Morris County - Morris Twp. - PHILLIP S. GREENWALT, Bloody Autumn: The Shenandoah Valley Campaign of 1864

Thursday, June 28 – Morris County
North Jersey Civil War Round Table - Morris County -- 7:14 p.m. at the Haggerty Education Center at the Frelinghuysen Arboretum, 353 E. Hanover Avenue, Morris Twp. (opp. the Morris County Library). Admission - $5. Members & Students – free. NPS Rangers - free

 SPEAKER AND PROGRAM: PHILLIP S. GREENWALT, Bloody Autumn: The Shenandoah Valley Campaign of 1864

    Sweep the Shenandoah Valley “clean and clear,” Union General-in-Chief Ulysses S. Grant ordered in the late summer of 1864.His man for the job: Maj. Gen. “Little Phil” Sheridan, the bandy-legged Irishman who’d proven himself just the kind of scrapper Grant loved. Grant turned Sheridan loose across Virginia’s most vital landscape, the breadbasket of the Confederacy.

    In the spring of 1862, a string of Confederate victories in the Valley had foiled Union plans in the state and kept Confederate armies fed and supplied. In 1863, the Army of Northern Virginia used the Valley as its avenue of invasion, culminating in the battle of Gettysburg. The Valley continued to offer Confederates an alluring backdoor to Washington D.C.

    But when Sheridan returned to the Valley in 1864, the stakes jumped dramatically.

    Historians Daniel Davis and Phillip Greenwalt, longtime students of the Civil War, have spent countless hours researching the Valley battles of ’64 and walking the ground where those battles unfolded. Bloody Autumn: The Shenandoah Valley Campaign of 1864 shifts attention away from the Army of the Potomac and the Army of Northern Virginia to the campaign that ultimately determined the balance of power across the Eastern Theater.

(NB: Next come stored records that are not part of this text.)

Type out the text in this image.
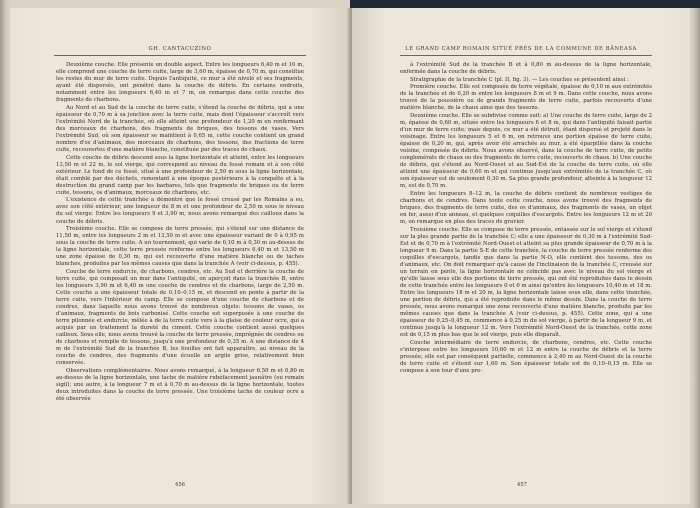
GH. CANTACUZINO

Deuxième couche. Elle présente un double aspect. Entre les longueurs 6,40 m et 10 m, elle comprend une couche de terre cuite, large de 3,60 m, épaisse de 0,70 m, qui constitue les restes du mur de terre cuite. Depuis l'antiquité, ce mur a été nivelé et ses fragments, ayant été dispersés, ont pénétré dans la couche de débris. En certains endroits, notamment entre les longueurs 6,40 m et 7 m, on remarque dans cette couche des fragments de charbons.

Au Nord et au Sud de la couche de terre cuite, s'étend la couche de débris, qui a une épaisseur de 0,70 m à sa jonction avec la terre cuite, mais dont l'épaisseur s'accroît vers l'extrémité Nord de la tranchée, où elle atteint une profondeur de 1,20 m en renfermant des morceaux de charbons, des fragments de briques, des tessons de vases. Vers l'extrémité Sud, où son épaisseur se maintient à 0,65 m, cette couche contient un grand nombre d'os d'animaux, des morceaux de charbons, des tessons, des fractions de terre cuite, recouvertes d'une matière blanche, constituée par des traces de chaux.

Cette couche de débris descend sous la ligne horizontale et atteint, entre les longueurs 13,50 m et 22 m, le sol vierge, qui correspond au niveau du fossé romain et à son côté extérieur. Le fond de ce fossé, situé à une profondeur de 2,50 m sous la ligne horizontale, était comblé par des déchets, remontant à une époque postérieure à la conquête et à la destruction du grand camp par les barbares, tels que fragments de briques ou de terre cuite, tessons, os d'animaux, morceaux de charbons, etc.

L'existence de cette tranchée a démontré que le fossé creusé par les Romains a eu, avec son côté extérieur, une longueur de 8 m et une profondeur de 2,50 m sous le niveau du sol vierge. Entre les longueurs 9 et 3,90 m, nous avons remarqué des cailloux dans la couche de débris.

Troisième couche. Elle se compose de terre pressée, qui s'étend sur une distance de 11,50 m, entre les longueurs 2 m et 13,50 m et avec une épaisseur variant de 0 à 0,95 m sous la couche de terre cuite. A un tournement, qui varie de 0,10 m à 0,30 m au-dessus de la ligne horizontale, cette terre pressée renferme entre les longueurs 6,40 m et 13,50 m une zone épaisse de 0,30 m, qui est recouverte d'une matière blanche ou de taches blanches, produites par les mêmes causes que dans la tranchée A (voir ci-dessus, p. 455).

Couche de terre endurcie, de charbons, cendres, etc. Au Sud et derrière la couche de terre cuite, qui composait un mur dans l'antiquité, on aperçoit dans la tranchée B, entre les longueurs 3,90 m et 6,40 m une couche de cendres et de charbons, large de 2,50 m. Cette couche a une épaisseur totale de 0,10–0,15 m, et descend en pente à partir de la terre cuite, vers l'intérieur du camp. Elle se compose d'une couche de charbons et de cendres, dans laquelle nous avons trouvé de nombreux objets: tessons de vases, os d'animaux, fragments de bois carbonisé. Cette couche est superposée à une couche de terre pilonnée et endurcie, mêlée à de la terre cuite vers à la glaise de couleur ocre, qui a acquis par un traitement la dureté du ciment. Cette couche contient aussi quelques cailloux. Sous elle, nous avons trouvé la couche de terre pressée, imprégnée de cendres ou de charbons et remplie de tessons, jusqu'à une profondeur de 0,35 m. A une distance de 4 m de l'extrémité Sud de la tranchée B, les fouilles ont fait apparaître, au niveau de la couche de cendres, des fragments d'une écuelle en argile grise, relativement bien conservée.

Observations complémentaires. Nous avons remarqué, à la longueur 6,50 m et 0,80 m au-dessus de la ligne horizontale, une tache de matière rubéfacement jaunâtre (ou romain sigil); une autre, à la longueur 7 m et à 0,70 m au-dessus de la ligne horizontale, toutes deux introduites dans la couche de terre pressée. Une troisième tache de couleur ocre a été observée

456
LE GRAND CAMP ROMAIN SITUÉ PRÈS DE LA COMMUNE DE BĂNEASA

à l'extrémité Sud de la tranchée B et à 0,80 m au-dessus de la ligne horizontale, enfermée dans la couche de débris.

Stratigraphie de la tranchée C (pl. II, fig. 3). — Les couches se présentent ainsi :

Première couche. Elle est composée de terre végétale, épaisse de 0,10 m aux extrémités de la tranchée et de 0,20 m entre les longueurs 8 m et 9 m. Dans cette couche, nous avons trouvé de la poussière ou de grands fragments de terre cuite, parfois recouverts d'une matière blanche, de la chaux ainsi que des tessons.

Deuxième couche. Elle se subdivise comme suit: a) Une couche de terre cuite, large de 2 m, épaisse de 0,60 m, située entre les longueurs 6 et 8 m, qui dans l'antiquité faisait partie d'un mur de terre cuite; mais depuis, ce mur a été détruit, étant dispersé et projeté dans le voisinage. Entre les longueurs 5 et 6 m, on retrouve une portion épaisse de terre cuite, épaisse de 0,20 m, qui, après avoir été arrachée au mur, a été éparpillée dans la couche voisine, composée de débris. Nous avons observé, dans la couche de terre cuite, de petits conglomérats de chaux ou des fragments de terre cuite, recouverts de chaux. b) Une couche de débris, qui s'étend au Nord-Ouest et au Sud-Est de la couche de terre cuite, où elle atteint une épaisseur de 0,60 m et qui continue jusqu'aux extrémités de la tranchée C, où son épaisseur est de seulement 0,30 m. Sa plus grande profondeur, atteinte à la longueur 12 m, est de 0,70 m.

Entre les longueurs 8–12 m, la couche de débris contient de nombreux vestiges de charbons et de cendres. Dans toute cette couche, nous avons trouvé des fragments de briques, des fragments de terre cuite, des os d'animaux, des fragments de vases, un objet en fer, aussi d'un anneau, et quelques coquilles d'escargots. Entre les longueurs 12 m et 20 m, on remarque en plus des traces de gravier.

Troisième couche. Elle se compose de terre pressée, entassée sur le sol vierge et s'étend sur la plus grande partie de la tranchée C; elle a une épaisseur de 0,30 m à l'extrémité Sud-Est et de 0,70 m à l'extrémité Nord-Ouest et atteint sa plus grande épaisseur de 0,70 m à la longueur 9 m. Dans la partie S-E de cette tranchée, la couche de terre pressée renferme des coquilles d'escargots, tandis que dans la partie N-O, elle contient des tessons, des os d'animaux, etc. On doit remarquer qu'à cause de l'inclinaison de la tranchée C, creusée sur un terrain en pente, la ligne horizontale ne coïncide pas avec le niveau du sol vierge et qu'elle laisse sous elle des portions de terre pressée, qui ont été reproduites dans le dessin de cette tranchée entre les longueurs 0 et 6 m ainsi qu'entre les longueurs 10,40 m et 18 m. Entre les longueurs 18 m et 20 m, la ligne horizontale laisse sous elle, dans cette tranchée, une portion de débris, qui a été reproduite dans le même dessin. Dans la couche de terre pressée, nous avons remarqué une zone recouverte d'une matière blanche, produite par les mêmes causes que dans la tranchée A (voir ci-dessus, p. 455). Cette zone, qui a une épaisseur de 0,25–0,45 m, commence à 0,25 m du sol vierge, à partir de la longueur 9 m, et continue jusqu'à la longueur 12 m. Vers l'extrémité Nord-Ouest de la tranchée, cette zone est de 0,15 m plus bas que le sol vierge, puis elle disparaît.

Couche intermédiaire de terre endurcie, de charbons, cendres, etc. Cette couche s'interpose entre les longueurs 10,60 m et 12 m entre la couche de débris et la terre pressée; elle est par conséquent partielle, commence à 2,40 m au Nord-Ouest de la couche de terre cuite et s'étend sur 1,60 m. Son épaisseur totale est de 0,10–0,15 m. Elle se compose à son tour d'une pre-

457
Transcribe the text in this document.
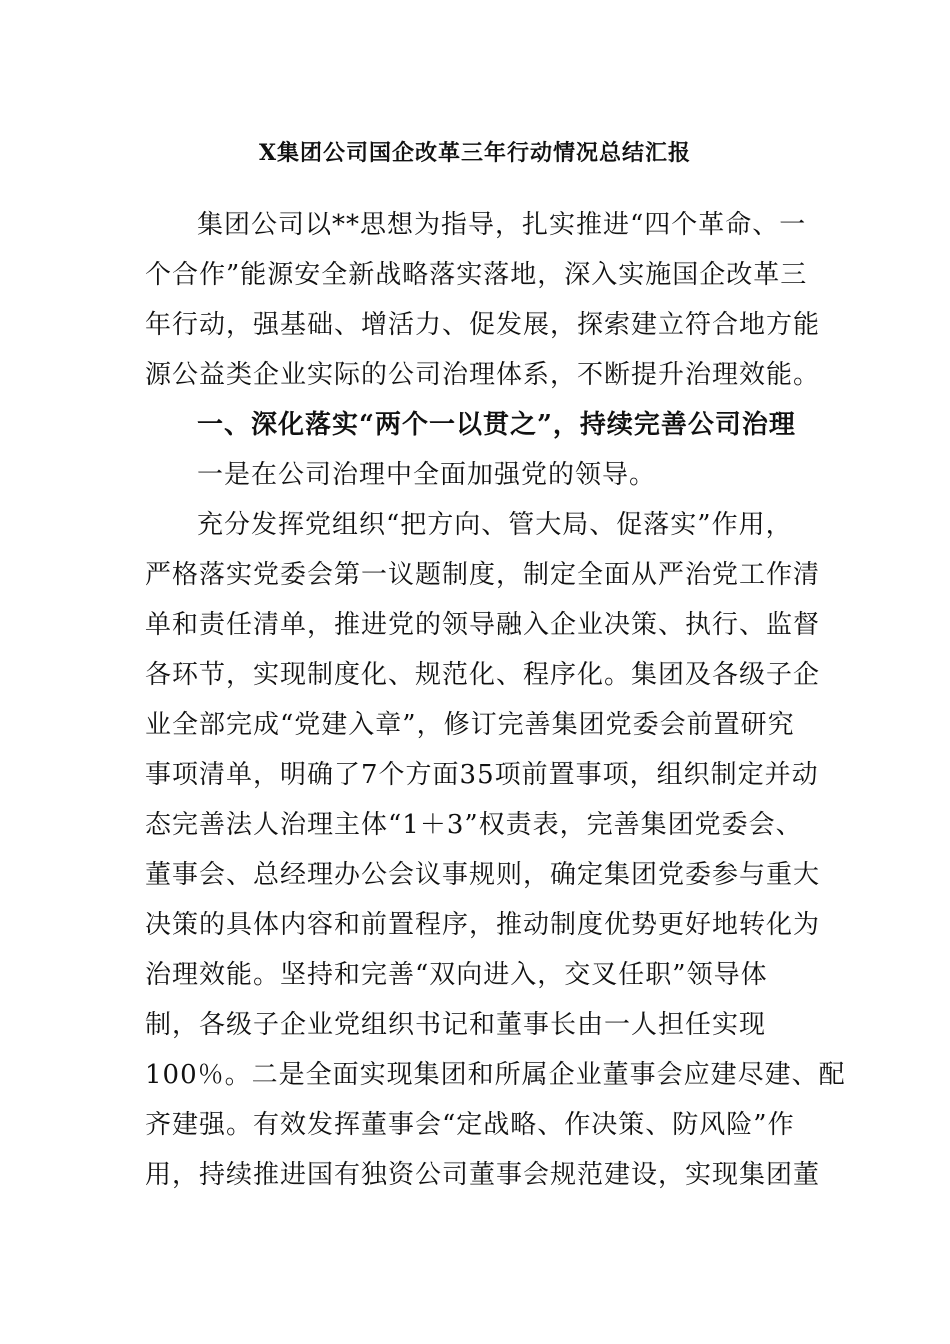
X集团公司国企改革三年行动情况总结汇报
集团公司以**思想为指导，扎实推进“四个革命、一
个合作”能源安全新战略落实落地，深入实施国企改革三
年行动，强基础、增活力、促发展，探索建立符合地方能
源公益类企业实际的公司治理体系，不断提升治理效能。
一、深化落实“两个一以贯之”，持续完善公司治理
一是在公司治理中全面加强党的领导。
充分发挥党组织“把方向、管大局、促落实”作用，
严格落实党委会第一议题制度，制定全面从严治党工作清
单和责任清单，推进党的领导融入企业决策、执行、监督
各环节，实现制度化、规范化、程序化。集团及各级子企
业全部完成“党建入章”，修订完善集团党委会前置研究
事项清单，明确了7个方面35项前置事项，组织制定并动
态完善法人治理主体“1＋3”权责表，完善集团党委会、
董事会、总经理办公会议事规则，确定集团党委参与重大
决策的具体内容和前置程序，推动制度优势更好地转化为
治理效能。坚持和完善“双向进入，交叉任职”领导体
制，各级子企业党组织书记和董事长由一人担任实现
100％。二是全面实现集团和所属企业董事会应建尽建、配
齐建强。有效发挥董事会“定战略、作决策、防风险”作
用，持续推进国有独资公司董事会规范建设，实现集团董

     Greenwalt is the co-author of A Single Blow: The Battles of Lexington and Concord and the Beginning of the American Revolution April 19, 1775.  He is the co-founder of Emerging Revolution War and historical editor of the Emerging Revolutionary War book series. A prolific American history author, he graduated from George Mason University with an MA in American History; he also holds a BA in History from Wheeling Jesuit University. He currently is a Supervisory Park Ranger in Interpretation & Visitor Services for the National Park Service, having served at several National Park Service sites including George Washington National Monument, Thomas Stone National Historic Site, and Fredericksburg and Spotsylvania National Military Park.